Жустино, белее своих крахмальных воротничков, слушал, нервно хрустя пальцами; затем, не сказав ни слова, выложил на конторку, одну за другой, восемь золотых монет. Так я исполнил просьбу моей Аделии.
Но счастье было недолговечно!
Несколько дней спустя я сидел у Монтаньи и беспечно наслаждался лимонадом, как вдруг подошел официант и сказал, что какая-то брюнетка, закутанная в шаль, по имени сеньора Марианна, ждет меня на углу… Милосердный боже! Марианной звали служанку Аделии. Я в испуге выбежал из кафе, уверенный, что у моей любимой приступ болей в боку, которые так часто ее мучали. У меня даже мелькнула мысль отслужить восемнадцать молебнов в честь восемнадцати явлений Лурдской богоматери: тетушка считала, что это помогает при коликах ничуть не меньше, чем при поисках пропавшей скотины.
- Что случилось, Марианна?
Девушка потащили меня в какой-то смрадный двор и там, охрипшим после недавней перебранки голосом, теребя дрожащими руками бахрому шали и глядя на меня покрасневшими глазами, открыла скверные, грязные, гнусные тайны. Аделия меня обманывает. Сеньор Аделино вовсе не племянник, а любовник, "хахаль". Только я из дому - он в дом; Аделия кидается ему на шею, словно в беспамятстве, и они в два голоса обзывают меня назойливой мухой, святошей, козлом и разными другими обидными словами и плюют на мой портрет. Восемь фунтов пошли на новый летний костюм для Аделино, и еще осталось, чтобы нанять открытую коляску и прокатиться с гитарой на ярмарку в Белен…
Аделина влюблена по уши! Если он запаздывает, она от нетерпения испускает такие вздохи, что они скорее похожи на рев оленихи в майскую пору!.. Может быть, я не верю? Нужны доказательства? В таком случае достаточно постучаться к Аделии сегодня ночью, попозже, после часа!
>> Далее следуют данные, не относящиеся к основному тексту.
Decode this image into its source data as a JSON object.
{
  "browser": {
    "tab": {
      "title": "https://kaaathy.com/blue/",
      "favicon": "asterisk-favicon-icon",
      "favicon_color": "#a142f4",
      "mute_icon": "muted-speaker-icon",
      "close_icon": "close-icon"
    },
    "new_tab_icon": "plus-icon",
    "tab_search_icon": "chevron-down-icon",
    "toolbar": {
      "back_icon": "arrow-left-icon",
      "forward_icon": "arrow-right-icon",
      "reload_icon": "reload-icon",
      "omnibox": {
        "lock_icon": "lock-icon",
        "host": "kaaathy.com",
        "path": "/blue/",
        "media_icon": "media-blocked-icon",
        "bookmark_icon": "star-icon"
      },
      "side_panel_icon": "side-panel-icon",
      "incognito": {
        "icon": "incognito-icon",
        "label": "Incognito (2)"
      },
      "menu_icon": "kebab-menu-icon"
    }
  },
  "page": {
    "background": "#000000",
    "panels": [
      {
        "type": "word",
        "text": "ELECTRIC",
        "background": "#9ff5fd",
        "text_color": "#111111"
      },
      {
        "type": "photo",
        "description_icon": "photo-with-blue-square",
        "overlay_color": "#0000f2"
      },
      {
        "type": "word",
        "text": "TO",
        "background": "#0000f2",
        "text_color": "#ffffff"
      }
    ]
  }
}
Похолодев, держась за стену, я старался превозмочь дурноту: меня мутило не то от смрада, ползущего из темного двора, не то от грязи, извергавшейся из уст Марианны, словно из лопнувшей сточной трубы. Я вытер выступивший на лбу пот и с трудом выговорил:
- Хорошо, Марианна, спасибо. Я подумаю, ступайте…
Домой я явился такой подавленный, такой убитый, что тетушка, хихикнув, спросила, не упал ли я с лошади.
- С лошади?.. Конечно, нет, тетечка… Я был в церкви Благодати божией.
- Ты что-то бледен и еле ноги волочишь… Господь наш был сегодня богато украшен?
- Ах, тетечка, изумительно!.. Только, не знаю почему, он глядел так грустно, так грустно… Я даже сказал падре Эуженио: "Падре Эуженио, господь сегодня что-то невесел". А он в ответ: "Чего же вы хотите, друг мой? Он видит столько низости в здешнем мире". Еще бы ему не видеть, тетечка! Кругом неблагодарность, ложь, измена!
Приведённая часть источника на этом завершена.